The Pfister Hotel/Mason Street Grill
Angel Food Cake with Fresh Berries
(Serves 12-16 people)
"The angel food cake recipe is a classic, healthy recipe that is transformed for everyone – including gluten-free – to enjoy," says Carlson. "By substituting the all-purpose flour with gluten-free A.P. flour, it makes the cake easier to digest for people with celiac allergies. Adding the fresh fruit brightens up the cake and also makes a yummy sauce for the cake to absorb."

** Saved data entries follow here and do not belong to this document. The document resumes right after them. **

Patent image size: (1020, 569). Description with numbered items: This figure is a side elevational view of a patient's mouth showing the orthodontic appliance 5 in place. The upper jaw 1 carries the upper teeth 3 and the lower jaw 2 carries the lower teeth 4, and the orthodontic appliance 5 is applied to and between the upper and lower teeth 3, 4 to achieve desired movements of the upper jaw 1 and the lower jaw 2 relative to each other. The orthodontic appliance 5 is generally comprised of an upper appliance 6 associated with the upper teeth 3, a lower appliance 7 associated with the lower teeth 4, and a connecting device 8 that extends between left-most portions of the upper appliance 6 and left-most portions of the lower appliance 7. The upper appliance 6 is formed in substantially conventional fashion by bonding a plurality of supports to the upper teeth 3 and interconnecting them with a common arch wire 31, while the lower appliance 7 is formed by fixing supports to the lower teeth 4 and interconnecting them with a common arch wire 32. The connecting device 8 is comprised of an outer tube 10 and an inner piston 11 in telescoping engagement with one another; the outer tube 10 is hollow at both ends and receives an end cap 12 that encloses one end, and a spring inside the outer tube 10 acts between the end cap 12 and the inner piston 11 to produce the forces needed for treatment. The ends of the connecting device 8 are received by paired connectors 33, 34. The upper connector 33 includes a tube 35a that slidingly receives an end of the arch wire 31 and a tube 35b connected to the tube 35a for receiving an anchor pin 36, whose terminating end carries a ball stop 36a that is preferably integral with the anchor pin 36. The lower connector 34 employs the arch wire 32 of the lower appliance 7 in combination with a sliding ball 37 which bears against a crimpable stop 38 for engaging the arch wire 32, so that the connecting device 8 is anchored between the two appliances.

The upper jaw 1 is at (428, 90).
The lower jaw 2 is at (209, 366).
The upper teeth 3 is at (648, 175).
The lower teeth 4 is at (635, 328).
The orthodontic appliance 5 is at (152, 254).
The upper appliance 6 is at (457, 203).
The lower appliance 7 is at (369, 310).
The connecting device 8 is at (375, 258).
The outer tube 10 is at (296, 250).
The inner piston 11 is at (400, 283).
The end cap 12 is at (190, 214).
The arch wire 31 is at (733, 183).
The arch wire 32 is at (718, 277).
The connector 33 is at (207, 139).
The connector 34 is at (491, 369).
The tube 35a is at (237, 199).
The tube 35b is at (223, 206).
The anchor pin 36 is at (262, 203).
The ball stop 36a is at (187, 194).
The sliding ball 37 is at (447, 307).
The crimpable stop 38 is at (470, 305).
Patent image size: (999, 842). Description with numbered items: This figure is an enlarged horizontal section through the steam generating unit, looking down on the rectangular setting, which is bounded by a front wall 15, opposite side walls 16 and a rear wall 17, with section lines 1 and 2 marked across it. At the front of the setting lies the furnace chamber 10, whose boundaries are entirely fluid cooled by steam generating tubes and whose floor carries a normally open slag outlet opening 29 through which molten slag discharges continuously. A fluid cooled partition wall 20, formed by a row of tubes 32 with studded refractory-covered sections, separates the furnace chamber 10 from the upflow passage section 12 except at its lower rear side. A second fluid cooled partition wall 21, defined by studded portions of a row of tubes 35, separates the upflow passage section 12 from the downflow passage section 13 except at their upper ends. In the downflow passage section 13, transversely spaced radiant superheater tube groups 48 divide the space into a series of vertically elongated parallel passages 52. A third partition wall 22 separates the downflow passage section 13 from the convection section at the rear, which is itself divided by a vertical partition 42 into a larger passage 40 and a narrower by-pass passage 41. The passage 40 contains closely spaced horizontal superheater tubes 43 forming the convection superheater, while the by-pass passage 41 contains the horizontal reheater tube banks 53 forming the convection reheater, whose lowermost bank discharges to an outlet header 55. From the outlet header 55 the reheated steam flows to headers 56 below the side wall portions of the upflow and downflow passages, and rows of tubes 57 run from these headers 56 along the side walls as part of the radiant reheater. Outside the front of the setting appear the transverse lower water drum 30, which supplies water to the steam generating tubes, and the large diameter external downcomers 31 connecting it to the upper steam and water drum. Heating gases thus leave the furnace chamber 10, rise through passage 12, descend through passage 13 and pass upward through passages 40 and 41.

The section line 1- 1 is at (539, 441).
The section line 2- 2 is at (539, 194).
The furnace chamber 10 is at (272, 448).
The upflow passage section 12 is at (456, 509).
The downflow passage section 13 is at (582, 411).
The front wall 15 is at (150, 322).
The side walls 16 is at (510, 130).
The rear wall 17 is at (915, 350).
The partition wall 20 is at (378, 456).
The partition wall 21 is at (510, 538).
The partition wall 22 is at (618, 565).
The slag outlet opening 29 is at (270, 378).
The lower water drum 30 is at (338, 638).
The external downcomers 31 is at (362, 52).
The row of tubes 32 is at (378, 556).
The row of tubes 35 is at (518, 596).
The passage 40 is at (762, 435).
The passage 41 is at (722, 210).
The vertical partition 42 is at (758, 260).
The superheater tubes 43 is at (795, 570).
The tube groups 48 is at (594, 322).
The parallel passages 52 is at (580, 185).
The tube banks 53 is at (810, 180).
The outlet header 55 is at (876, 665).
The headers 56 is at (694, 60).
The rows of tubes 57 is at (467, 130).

- 1 cup gluten-free cake flour or all-purpose flour
- 1 1/4 cups granulated sugar
- 1 1/2 cups egg whites (from about 12 large eggs)
- Pinch salt
- 1 teaspoon cream of tartar
- 2 teaspoons lemon juice
- 1 teaspoon cold water
- 1 1/2 teaspoons vanilla extract
- 1/4 teaspoon almond extract
- Assorted fresh berries, for serving
Preheat the oven to 350 degrees F.
Cut a sheet of parchment paper or waxed paper to fit the bottom of a 10-inch tube pan. Fit the paper into the bottom of the pan and set aside. Important: do not grease pan!
Place two large sheets of waxed paper over a work surface.
Working over one large piece of waxed paper, sift the cake flour together with 1/4 cup of the sugar. Sift the mixture 4 more times, working back and forth between the two sheets of waxed paper. Set aside. Sift the remaining cup of granulated sugar onto another sheet of waxed paper and set aside.
In the bowl of an electric mixer with a whisk attachment, beat the egg whites on medium-low speed until foamy. Add the salt, cream of tartar, lemon juice, water, vanilla, and almond extracts and increase the speed to medium-high, beating until the whites are nearly stiff. Lower the speed to medium-low and beat in the one cup of sifted sugar, two tablespoons at a time, until the mixture forms stiff peaks yet is not dry.
Remove the bowl from the electric mixer and sift about 1/4 of the flour mixture onto the top of the beaten egg whites. Using a large rubber spatula, gently fold together. Repeat this motion three more times with the remaining flour mixture, each time folding very gently together. Gently transfer the batter to the prepared cake pan and run a knife through the mixture to eliminate any large air bubbles. Smooth the top, if necessary.
Bake the cake until the top is lightly golden and the cake springs back when touched lightly, about 45 to 50 minutes.
Remove the cake from the oven and invert the pan onto its legs (alternately, if the tube pan has no legs, simply hang the pan upside down over the neck of a sturdy bottle) and let sit until completely cooled.
When ready to serve, run the tip of a knife around the inner and outer edges of the cake pan to loosen it from the sides. Unmold the cake and set aside. Slice the cake and serve with fresh berries.
Chocolate Orange Pot de Crème
(Yields five 6-ounce ramekins)
"This is a simple, but complex in flavors, dessert that can be prepared days ahead," Carlson says. "The rich, satiny texture is similar to crème brulee, just without the added sugar crunch. I sometimes pair this with candied orange peels or just some sweetened crème fraiche."
- 1 1/3 cups whole milk
- 1 cup heavy cream
- 4 ounces sugar
- 8 ounces chocolate coins
- 8 yolks
- 1 tablespoon orange compound (or 2 tablespoons orange zest)
Preheat oven to 300 degrees.
In a small pot, heat up milk, heavy cream, and sugar until scalding. In a separate bowl, place chocolate into it. In another bowl, have yolks ready.
Temper hot cream into yolks. Add hot cream/yolk mixture into bowl with chocolate.
Whisk until combined. Add orange compound/ zest and whisk until combined. Strain mixture before use. Place strained mixture into ramekins and cook in a water bath for about 45 minutes or until center is firm not jiggly. Cool overnight before serving.